Kleinhenz spoke at a luncheon of the Women’s Council of Realtors Wine County Chapter.
He said his concerns have grown in recent days as banks have expanded foreclosure moratoriums and state attorneys general have launched investigations into whether loan servicers processed documents without verifying key mortgage details.
The worst-case scenario would be if investors who acquired the loans went on to sue banks over alleged failures that lead to losses on the foreclosed homes, he said. That could further slow a resolution of distressed properties, which already is expected to take several years.
Kleinhenz’s presentation included a recent forecast by the association that California home sales will end the year down 10 percent but will rise 2 percent in 2011.
Median home prices for Sonoma County and the state hit bottom in February 2009, he said, but “the national market just hit bottom a couple of months ago,” in July. He suggested news of the national market has caused worry among local buyers who fear prices will fall further.
In an effort to quantify “shadow inventory” in central Sonoma County, Kleinhenz used data from Foreclosure Radar to count all foreclosure-related properties within five miles of north Santa Rosa. The list of homes included those in default, scheduled for auction or taken back by the banks.
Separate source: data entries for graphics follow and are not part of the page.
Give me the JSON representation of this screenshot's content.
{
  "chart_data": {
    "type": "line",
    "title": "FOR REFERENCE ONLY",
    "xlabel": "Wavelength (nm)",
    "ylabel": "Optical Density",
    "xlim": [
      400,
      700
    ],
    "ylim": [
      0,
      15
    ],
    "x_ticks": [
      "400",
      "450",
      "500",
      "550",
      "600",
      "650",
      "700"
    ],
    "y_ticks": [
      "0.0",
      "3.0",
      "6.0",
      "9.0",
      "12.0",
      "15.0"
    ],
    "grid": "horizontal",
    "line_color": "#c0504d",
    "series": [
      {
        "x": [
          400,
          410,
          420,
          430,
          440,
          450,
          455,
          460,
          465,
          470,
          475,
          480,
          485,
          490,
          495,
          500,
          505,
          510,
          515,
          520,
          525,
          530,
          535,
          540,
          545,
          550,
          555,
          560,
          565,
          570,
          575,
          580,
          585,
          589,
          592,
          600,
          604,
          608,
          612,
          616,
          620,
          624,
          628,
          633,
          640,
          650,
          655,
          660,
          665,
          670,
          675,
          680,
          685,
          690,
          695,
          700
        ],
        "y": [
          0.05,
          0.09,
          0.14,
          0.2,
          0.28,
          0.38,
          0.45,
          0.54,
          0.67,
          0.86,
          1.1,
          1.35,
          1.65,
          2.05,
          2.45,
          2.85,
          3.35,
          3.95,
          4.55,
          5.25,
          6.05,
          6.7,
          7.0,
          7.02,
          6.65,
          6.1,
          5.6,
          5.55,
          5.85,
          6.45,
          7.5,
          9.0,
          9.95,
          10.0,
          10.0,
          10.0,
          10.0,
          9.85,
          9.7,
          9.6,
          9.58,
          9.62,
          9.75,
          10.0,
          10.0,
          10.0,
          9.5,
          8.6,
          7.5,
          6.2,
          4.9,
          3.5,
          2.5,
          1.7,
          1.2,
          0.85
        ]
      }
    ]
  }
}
Kleinhenz found more than 1,300 distressed homes between Windsor and Rohnert Park. Even so, he suggested that was a manageable supply based on current sales. He said real estate agents could use such data to help worried buyers and “kind of talk them down from the ledge.”
Banks are unlikely to flood the market with foreclosures as they did in early 2009, he said. That caused a deep slide in prices, and banks suffered because the repossessed homes lost value.
“Nobody is going to benefit from a repeat of that,” Kleinhenz said.
The good news, he said, is that 62 percent of Sonoma County households now can afford a starter home here. The statewide rate is 64 percent, up from 26 percent three years ago.